Каганович: Вы слишком двуличничаете!
Бухарин: Товарищи, позвольте мне сказать вам по поводу случившегося…
Хлоплянкин: Пора посадить вас в тюрьму!
Бухарин: Что?
Хлоплянкин: Вас давно уже надо было посадить в тюрьму!
Бухарин: Ну давайте, бросайте меня в тюрьму. И вы думаете, что ваш вопль: «Бросьте его в тюрьму!» заставит меня говорить иначе? Нет [42].
Центральный Комитет не волновала ни сторона объективной истины, ни субъективная искренность слов Бухарина о его невиновности. Интересен был лишь сигнал, который посылает партии и обществу его нежелание сознаваться; «сигнал» о том, что, в конечном счете, весь «троцкистско–зиновьевский процесс» — это ритуализованн ый фарс. Отказываясь сознаваться, Бухарин и Рыков подавали сигналы своим единомышленникам, а именно: работайте в полной тайне. Если вас поймают, не сознавайтесь. Такова их политика. Своим запирательством они не только отбрасывают тень сомнения на следствие. Запираясь, они также неизбежно бросают тень на троцкистско–зиновьевский процесс [43].

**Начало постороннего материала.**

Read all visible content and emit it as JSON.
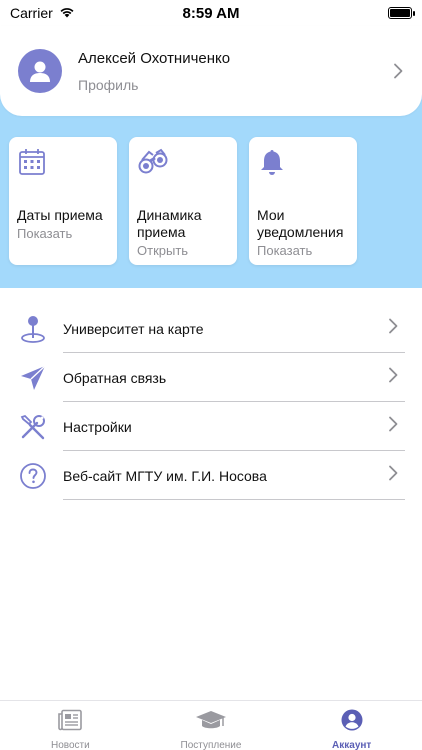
{
  "status": {
    "carrier": "Carrier",
    "time": "8:59 AM"
  },
  "profile": {
    "name": "Алексей Охотниченко",
    "subtitle": "Профиль"
  },
  "cards": [
    {
      "title": "Даты приема",
      "action": "Показать",
      "icon": "calendar-icon"
    },
    {
      "title": "Динамика приема",
      "action": "Открыть",
      "icon": "binoculars-icon"
    },
    {
      "title": "Мои уведомления",
      "action": "Показать",
      "icon": "bell-icon"
    }
  ],
  "menu": [
    {
      "label": "Университет на карте",
      "icon": "map-pin-icon"
    },
    {
      "label": "Обратная связь",
      "icon": "paper-plane-icon"
    },
    {
      "label": "Настройки",
      "icon": "tools-icon"
    },
    {
      "label": "Веб-сайт МГТУ им. Г.И. Носова",
      "icon": "question-icon"
    }
  ],
  "tabs": [
    {
      "label": "Новости",
      "icon": "newspaper-icon",
      "active": false
    },
    {
      "label": "Поступление",
      "icon": "graduation-cap-icon",
      "active": false
    },
    {
      "label": "Аккаунт",
      "icon": "account-icon",
      "active": true
    }
  ],
  "colors": {
    "accent": "#7b7fcf",
    "band": "#a3d9fb",
    "tab_active": "#5b5fb5",
    "muted": "#8e8e93"
  }
}
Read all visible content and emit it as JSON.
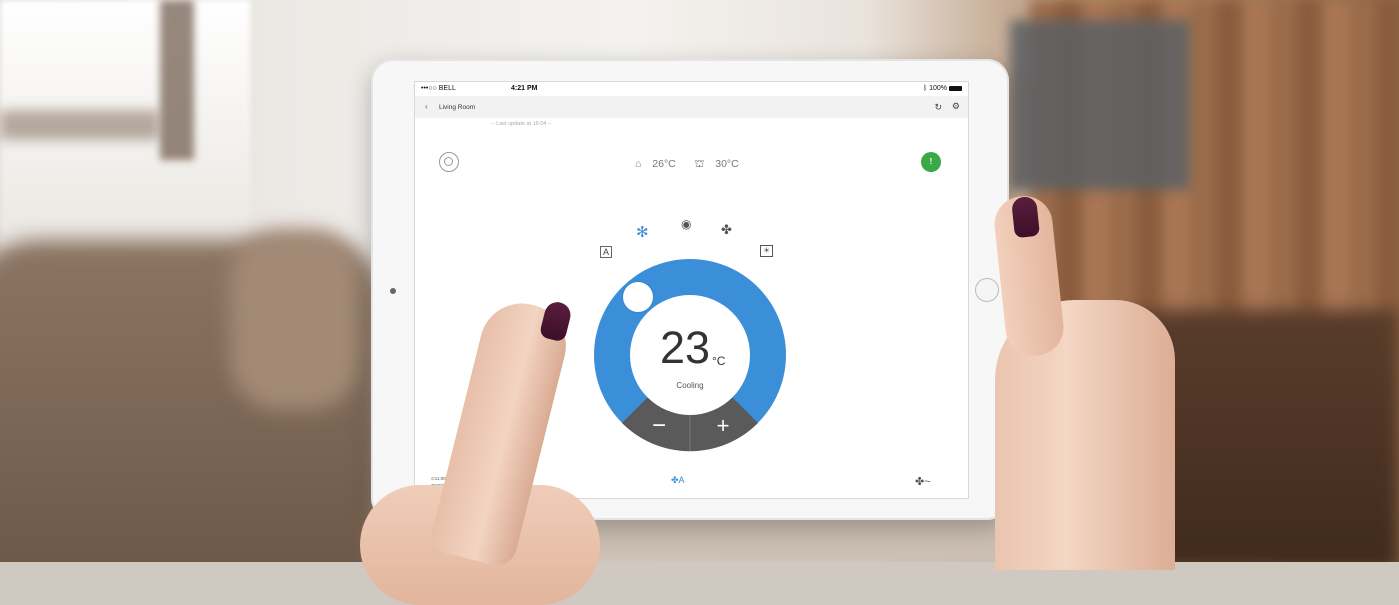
{
  "status_bar": {
    "carrier": "•••○○ BELL",
    "wifi_icon": "wifi-icon",
    "time": "4:21 PM",
    "bluetooth_icon": "bluetooth-icon",
    "battery": "100%"
  },
  "nav": {
    "back_icon": "chevron-left-icon",
    "title": "Living Room",
    "refresh_icon": "refresh-icon",
    "settings_icon": "gear-icon",
    "last_update": "-- Last update at 16:04 --"
  },
  "readings": {
    "indoor_temp": "26°C",
    "outdoor_temp": "30°C"
  },
  "status_indicator": {
    "color": "#3aa846"
  },
  "modes": {
    "items": [
      {
        "name": "auto",
        "glyph": "A"
      },
      {
        "name": "cool",
        "glyph": "✻"
      },
      {
        "name": "dry",
        "glyph": "◉"
      },
      {
        "name": "fan",
        "glyph": "✤"
      },
      {
        "name": "heat",
        "glyph": "☀"
      }
    ],
    "selected": "cool"
  },
  "thermostat": {
    "setpoint": "23",
    "unit": "°C",
    "mode_label": "Cooling",
    "decrease_label": "−",
    "increase_label": "+",
    "accent_color": "#3b8fd9",
    "control_color": "#5a5a5a"
  },
  "bottom_bar": {
    "timer_line1": "⊙11:00 Su",
    "timer_line2": "▣23°C",
    "fan_mode_glyph": "✤A",
    "swing_glyph": "✤~"
  }
}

И все же Бухарин героически стоял на своей субъективности до конца. В письме Сталину от 10 декабря 1937 года, поясняя, что готов публично подчиниться («Дабы избежать какого–либо недопонимания, я скажу вам с самого начала, что в том, что касается мира (общества) в целом, <…> я не намеревался отрекаться ни от чего из мною написанного (из признаний)» [44], он по–прежнему отчаянно взывает к нему как к человеку, во всеуслышание заявившему о его невиновности:
О боже, если бы только был такой прибор, который позволил бы вам увидеть мою истерзанную, израненную душу! Если бы вы только могли увидеть, насколько я привязан к вам душой и телом <…>. Ну да хватит «психологии» — простите меня. Ангел не появится, чтобы выбить меч из рук Авраама. Моя судьба предрешена <…>. Моя совесть теперь чиста перед вами, Коба. Последний раз прошу у вас прощения (только у вашего сердца). Именно поэтому я обнимаю вас в своем сознании. Прощайте и не забывайте вашего израненного Н. Бухарина [45].
Травму эту Бухарину наносит не ритуал публичного унижения и наказания, но возможность того, что Сталин может на самом деле верить в его вину:
Есть нечто величественное и храброе в политической идее всеобщего очищения <…>. Мне прекрасно известно, что великие планы, великие идеи и великие интересы превыше всего, и мне известно, что было бы мелочно с моей стороны взваливать вопросы о себе наравне с всемирно–историческим процессом на ваши плечи. Но именно в этом моя глубочайшая тревога, и я нахожусь перед моим боссом, агонизирующий парадокс.